Dean followed the red arrows to the elevator and punched the Up arrow. And then again, because the elevator was so damn slow. And then one more time, because it kind of felt good and he had a lot of fear and stress that had no place to go.
Finally the silver doors opened. He stepped inside, then jabbed at the Close Door button.
“Hold that! Excuse me. Hold the door.” He shoved his arm in the way of the closing doors, and they popped back open. There stood a woman in a silver ball gown. Something slinky and long that hugged a compact, strong body.
Trina’s compact, strong body.
“Dean!” She blinked at him, her arms full of soda cans and little bags of nuts and chips and licorice from a vending machine. “You’re here.”
In jeans and T-shirt, in shapeless winter jackets, naked as a jaybird, she was and always had been the most beautiful woman in the world. And in that sexy, sophisticated dress she nearly dropped him to his knees.
The sight of her was like getting bucked off a horse, a weightless sense of falling. And then a bone-jarring impact.
“What are you doing here?” he asked.
“Your mom fell,” she said, looking at him with wide eyes. “Didn’t you get the messages?”
“I got the messages.” Three from his father. Two from Trina. He’d been cleaning his stuff out of Holly’s and missed the calls. “But you were fired.”
“No. I quit. Big distinction. One your brother isn’t so keen on making clear.” The doors bounced back away from his arm again, and a buzzer started. “You gonna let me in or do I have to take the stairs?”
He stepped out of her way.
“You’re not family,” he said, and she blinked, stepping into the corner, like he’d put her there.
“The nurse gave me a hard time about visiting hours, but you’re here and you’re not family.”
“The nurse said it didn’t matter. Christmas Eve and everything.”
Pretty lax around here with the rules, if you asked him.
He reached past her and pushed the button for the second floor, and the silver doors slowly slid shut.
I should have taken the stairs.
It was claustrophobic and close in the elevator, and every breath he took tasted like her. No matter where he looked, he caught the flash of her dress in the corner of his eye. A mirage. He leaned back against the far wall as far from her as he could get.
“You quit?”
“Four months ago.”
“But I heard—”
“Josh has been telling everyone I was fired.”

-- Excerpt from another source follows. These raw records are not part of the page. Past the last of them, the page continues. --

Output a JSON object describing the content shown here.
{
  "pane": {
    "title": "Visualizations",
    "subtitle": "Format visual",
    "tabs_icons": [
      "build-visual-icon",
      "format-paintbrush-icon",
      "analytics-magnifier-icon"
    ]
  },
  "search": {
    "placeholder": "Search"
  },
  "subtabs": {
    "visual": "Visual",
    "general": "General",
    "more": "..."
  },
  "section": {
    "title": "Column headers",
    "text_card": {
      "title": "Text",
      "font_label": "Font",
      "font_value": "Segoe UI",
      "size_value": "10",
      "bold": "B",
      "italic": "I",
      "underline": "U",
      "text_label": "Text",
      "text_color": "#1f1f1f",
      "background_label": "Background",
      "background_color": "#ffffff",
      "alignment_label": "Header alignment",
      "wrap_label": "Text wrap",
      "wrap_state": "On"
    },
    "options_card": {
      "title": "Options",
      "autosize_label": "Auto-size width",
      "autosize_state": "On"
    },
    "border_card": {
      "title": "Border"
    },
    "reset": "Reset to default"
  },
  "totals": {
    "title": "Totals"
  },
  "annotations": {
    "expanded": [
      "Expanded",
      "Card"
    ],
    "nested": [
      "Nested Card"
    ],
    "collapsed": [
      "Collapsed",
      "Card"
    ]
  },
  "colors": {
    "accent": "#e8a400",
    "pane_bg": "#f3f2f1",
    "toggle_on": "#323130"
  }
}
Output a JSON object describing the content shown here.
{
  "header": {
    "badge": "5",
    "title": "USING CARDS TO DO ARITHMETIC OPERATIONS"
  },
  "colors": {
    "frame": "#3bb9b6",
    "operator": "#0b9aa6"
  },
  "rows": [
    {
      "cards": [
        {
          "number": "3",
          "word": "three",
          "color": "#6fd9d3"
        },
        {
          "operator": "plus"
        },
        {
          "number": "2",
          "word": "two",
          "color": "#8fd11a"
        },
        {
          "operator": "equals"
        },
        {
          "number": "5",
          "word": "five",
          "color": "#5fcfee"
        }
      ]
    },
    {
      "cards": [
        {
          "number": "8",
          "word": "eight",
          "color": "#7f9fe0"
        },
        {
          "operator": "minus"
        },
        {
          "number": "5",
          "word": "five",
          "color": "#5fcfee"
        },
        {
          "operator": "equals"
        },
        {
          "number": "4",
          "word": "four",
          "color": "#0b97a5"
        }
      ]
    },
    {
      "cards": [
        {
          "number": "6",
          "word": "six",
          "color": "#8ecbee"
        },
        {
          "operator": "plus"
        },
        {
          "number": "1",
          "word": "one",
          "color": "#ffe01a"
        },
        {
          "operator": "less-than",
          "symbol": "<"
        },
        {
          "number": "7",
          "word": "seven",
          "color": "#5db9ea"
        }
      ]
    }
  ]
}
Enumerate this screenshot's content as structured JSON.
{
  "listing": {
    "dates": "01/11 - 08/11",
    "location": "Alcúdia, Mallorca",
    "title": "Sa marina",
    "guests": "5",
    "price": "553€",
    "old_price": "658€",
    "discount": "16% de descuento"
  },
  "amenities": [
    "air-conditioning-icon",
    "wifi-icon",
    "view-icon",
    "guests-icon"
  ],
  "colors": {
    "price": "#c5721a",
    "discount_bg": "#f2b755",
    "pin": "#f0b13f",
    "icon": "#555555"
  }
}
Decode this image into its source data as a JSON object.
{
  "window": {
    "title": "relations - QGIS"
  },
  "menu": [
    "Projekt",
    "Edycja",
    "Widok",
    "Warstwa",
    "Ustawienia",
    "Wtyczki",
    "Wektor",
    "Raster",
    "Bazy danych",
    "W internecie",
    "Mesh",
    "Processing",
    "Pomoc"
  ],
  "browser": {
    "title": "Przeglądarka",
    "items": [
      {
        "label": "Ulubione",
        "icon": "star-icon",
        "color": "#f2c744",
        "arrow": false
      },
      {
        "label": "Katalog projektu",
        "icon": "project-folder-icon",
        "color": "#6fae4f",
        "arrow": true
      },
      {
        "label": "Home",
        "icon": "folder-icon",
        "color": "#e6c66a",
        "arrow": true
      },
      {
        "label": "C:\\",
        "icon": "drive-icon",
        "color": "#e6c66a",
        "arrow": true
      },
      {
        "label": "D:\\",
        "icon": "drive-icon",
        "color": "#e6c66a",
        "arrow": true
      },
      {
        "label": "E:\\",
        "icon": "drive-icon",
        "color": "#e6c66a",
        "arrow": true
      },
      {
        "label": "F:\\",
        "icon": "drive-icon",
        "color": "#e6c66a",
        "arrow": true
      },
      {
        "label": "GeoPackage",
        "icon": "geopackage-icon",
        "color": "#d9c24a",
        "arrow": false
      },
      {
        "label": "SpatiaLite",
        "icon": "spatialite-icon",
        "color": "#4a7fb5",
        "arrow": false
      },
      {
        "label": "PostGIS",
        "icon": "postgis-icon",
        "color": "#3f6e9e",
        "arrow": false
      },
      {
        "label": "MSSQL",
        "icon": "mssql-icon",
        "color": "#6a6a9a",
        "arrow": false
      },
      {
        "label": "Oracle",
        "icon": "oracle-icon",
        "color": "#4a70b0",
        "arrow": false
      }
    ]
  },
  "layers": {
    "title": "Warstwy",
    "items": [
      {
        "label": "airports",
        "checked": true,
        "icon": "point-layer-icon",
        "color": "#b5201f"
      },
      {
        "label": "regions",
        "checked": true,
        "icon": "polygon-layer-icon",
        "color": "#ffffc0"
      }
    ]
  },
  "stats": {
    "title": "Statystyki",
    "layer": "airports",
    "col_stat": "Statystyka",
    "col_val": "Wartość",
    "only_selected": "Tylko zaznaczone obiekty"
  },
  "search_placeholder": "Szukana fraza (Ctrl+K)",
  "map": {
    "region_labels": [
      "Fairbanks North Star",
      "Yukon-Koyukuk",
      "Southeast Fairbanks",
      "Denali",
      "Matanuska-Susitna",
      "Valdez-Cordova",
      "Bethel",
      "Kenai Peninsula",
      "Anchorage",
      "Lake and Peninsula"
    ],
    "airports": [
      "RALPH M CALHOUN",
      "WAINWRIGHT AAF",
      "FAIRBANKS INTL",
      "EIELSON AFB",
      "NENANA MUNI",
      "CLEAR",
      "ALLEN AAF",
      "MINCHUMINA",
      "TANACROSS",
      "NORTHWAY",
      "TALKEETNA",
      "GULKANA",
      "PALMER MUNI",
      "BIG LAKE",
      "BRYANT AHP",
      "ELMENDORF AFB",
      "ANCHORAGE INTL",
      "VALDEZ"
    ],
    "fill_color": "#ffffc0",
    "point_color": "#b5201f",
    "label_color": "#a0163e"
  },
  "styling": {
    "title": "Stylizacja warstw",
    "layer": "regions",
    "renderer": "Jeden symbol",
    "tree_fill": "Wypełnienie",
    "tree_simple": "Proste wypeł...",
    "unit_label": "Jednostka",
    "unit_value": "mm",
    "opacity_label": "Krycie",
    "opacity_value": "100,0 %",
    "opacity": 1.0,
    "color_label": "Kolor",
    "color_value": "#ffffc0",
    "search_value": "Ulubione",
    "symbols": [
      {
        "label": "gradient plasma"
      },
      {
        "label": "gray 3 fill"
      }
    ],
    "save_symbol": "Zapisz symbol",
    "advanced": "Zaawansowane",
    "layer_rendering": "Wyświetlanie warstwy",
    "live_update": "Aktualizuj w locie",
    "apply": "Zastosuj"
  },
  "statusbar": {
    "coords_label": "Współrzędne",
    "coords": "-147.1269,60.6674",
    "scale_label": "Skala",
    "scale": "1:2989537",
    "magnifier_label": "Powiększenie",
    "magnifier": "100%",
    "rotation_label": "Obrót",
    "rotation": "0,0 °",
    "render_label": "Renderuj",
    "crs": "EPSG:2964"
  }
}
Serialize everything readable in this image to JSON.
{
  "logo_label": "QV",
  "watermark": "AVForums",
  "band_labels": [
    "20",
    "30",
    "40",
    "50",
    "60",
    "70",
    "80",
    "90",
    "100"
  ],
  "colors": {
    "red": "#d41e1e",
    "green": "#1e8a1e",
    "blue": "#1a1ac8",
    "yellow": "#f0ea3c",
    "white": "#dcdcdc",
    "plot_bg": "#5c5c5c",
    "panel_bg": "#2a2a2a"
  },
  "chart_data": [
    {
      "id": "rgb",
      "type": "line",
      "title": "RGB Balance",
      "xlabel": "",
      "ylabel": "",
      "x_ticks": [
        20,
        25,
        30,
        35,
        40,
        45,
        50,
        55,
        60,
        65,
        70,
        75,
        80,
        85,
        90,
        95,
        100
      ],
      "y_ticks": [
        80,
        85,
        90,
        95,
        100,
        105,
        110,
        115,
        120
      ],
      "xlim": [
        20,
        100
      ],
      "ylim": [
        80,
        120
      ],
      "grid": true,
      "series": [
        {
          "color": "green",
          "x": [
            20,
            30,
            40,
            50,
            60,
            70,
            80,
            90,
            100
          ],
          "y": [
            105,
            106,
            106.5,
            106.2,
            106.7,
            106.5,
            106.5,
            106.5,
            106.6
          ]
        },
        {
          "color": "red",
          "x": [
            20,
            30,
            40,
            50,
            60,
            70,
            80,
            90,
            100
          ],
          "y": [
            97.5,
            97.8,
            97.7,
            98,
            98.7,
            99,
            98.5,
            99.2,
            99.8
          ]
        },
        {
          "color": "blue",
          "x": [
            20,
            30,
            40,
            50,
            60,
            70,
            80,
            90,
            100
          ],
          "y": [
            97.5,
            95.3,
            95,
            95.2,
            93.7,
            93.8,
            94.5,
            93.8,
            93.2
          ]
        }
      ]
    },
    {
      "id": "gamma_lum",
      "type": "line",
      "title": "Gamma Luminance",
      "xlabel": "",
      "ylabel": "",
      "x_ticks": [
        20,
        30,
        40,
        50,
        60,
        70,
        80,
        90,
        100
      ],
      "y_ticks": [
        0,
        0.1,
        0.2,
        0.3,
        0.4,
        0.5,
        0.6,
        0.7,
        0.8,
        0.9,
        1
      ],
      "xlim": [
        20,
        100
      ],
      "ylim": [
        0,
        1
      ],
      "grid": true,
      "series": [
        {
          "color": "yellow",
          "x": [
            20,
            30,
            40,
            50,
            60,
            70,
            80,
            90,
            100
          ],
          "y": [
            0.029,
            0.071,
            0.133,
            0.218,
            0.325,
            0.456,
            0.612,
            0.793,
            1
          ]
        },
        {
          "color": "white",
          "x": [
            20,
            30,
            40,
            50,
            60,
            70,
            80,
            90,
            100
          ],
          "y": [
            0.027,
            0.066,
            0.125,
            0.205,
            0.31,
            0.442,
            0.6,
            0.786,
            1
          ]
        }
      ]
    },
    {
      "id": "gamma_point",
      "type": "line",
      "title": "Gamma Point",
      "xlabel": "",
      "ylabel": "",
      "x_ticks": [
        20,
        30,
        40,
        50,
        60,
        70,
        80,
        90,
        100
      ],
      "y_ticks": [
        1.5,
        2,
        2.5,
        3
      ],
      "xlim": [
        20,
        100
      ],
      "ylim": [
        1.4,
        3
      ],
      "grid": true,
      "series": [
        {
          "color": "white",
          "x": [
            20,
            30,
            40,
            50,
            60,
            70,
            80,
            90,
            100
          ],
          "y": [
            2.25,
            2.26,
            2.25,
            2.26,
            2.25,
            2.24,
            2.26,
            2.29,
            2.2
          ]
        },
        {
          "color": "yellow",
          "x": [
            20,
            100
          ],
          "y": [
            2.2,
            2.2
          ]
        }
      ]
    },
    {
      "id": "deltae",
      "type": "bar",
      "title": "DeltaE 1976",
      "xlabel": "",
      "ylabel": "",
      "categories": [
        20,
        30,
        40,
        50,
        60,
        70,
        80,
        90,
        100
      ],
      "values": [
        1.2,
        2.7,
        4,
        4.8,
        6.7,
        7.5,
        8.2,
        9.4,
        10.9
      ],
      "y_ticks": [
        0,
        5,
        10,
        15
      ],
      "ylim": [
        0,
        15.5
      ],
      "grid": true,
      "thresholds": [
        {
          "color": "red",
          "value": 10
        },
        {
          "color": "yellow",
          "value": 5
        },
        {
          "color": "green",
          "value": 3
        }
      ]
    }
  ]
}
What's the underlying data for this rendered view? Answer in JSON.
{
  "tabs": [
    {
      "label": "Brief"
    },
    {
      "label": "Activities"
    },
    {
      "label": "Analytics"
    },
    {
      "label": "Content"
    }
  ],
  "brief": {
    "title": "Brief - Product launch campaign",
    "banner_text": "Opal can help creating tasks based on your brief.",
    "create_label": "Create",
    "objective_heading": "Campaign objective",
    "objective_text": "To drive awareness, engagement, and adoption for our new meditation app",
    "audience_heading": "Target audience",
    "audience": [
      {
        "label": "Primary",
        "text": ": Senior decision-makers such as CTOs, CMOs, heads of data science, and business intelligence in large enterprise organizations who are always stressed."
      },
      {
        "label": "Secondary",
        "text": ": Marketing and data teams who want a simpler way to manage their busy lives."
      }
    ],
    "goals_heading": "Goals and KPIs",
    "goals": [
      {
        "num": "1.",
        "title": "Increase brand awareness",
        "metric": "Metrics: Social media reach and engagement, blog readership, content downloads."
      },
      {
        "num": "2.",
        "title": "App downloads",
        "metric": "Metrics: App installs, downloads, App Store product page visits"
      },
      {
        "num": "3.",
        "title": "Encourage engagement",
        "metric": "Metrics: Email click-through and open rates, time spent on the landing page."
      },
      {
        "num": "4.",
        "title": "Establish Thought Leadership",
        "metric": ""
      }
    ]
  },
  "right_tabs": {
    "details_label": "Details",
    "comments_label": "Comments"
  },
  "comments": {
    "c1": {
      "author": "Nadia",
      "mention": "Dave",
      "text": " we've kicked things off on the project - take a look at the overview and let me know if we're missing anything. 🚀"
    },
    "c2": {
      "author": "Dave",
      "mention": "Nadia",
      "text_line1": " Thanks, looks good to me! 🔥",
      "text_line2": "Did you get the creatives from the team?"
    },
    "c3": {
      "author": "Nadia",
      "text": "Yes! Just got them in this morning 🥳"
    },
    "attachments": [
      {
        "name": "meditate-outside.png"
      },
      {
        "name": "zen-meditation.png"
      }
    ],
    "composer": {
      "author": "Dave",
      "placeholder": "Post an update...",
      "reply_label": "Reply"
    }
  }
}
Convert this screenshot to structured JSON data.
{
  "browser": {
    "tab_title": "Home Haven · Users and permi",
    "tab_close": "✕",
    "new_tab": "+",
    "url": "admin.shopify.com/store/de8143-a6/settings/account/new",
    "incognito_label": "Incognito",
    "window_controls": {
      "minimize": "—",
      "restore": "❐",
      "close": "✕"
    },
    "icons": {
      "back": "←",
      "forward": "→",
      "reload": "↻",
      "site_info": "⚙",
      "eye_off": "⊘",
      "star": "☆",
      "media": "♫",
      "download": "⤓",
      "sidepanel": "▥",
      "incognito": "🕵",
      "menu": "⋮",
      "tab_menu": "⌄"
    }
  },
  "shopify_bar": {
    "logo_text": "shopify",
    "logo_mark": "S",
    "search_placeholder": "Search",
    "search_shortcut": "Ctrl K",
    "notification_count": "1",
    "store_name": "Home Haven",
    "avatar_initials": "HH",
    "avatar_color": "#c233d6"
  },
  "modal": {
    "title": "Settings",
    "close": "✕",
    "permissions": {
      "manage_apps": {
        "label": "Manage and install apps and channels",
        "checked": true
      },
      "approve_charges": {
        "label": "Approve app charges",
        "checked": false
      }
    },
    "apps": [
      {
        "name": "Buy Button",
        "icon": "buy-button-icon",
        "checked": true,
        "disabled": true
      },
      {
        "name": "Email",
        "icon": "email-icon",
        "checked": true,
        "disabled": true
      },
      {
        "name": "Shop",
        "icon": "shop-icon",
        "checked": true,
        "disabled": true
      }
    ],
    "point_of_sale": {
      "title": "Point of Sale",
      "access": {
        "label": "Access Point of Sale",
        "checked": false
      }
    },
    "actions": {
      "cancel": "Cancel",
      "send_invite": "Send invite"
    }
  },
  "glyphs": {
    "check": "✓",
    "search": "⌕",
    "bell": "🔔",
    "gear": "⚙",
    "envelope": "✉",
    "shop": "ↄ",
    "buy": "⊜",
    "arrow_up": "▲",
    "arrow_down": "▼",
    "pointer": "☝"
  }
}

He told himself he didn’t care why she quit. Or why Josh was telling people she was fired. It was bullshit. Of course he cared.
He looked at her and he…he just wanted her. And now, right now, he just wanted to grab onto her and hold her tight. And it hurt, a lot, that she didn’t want him. Not really.
A piano version of “Silent Night” pumped out of the tinny speakers.
He wanted to ask her if she’d played at the party, but he kept his mouth shut, the question stinging his lips.
“They hired a harpist,” she said, watching the numbers switch over on the digital screen above the door. “She was good.”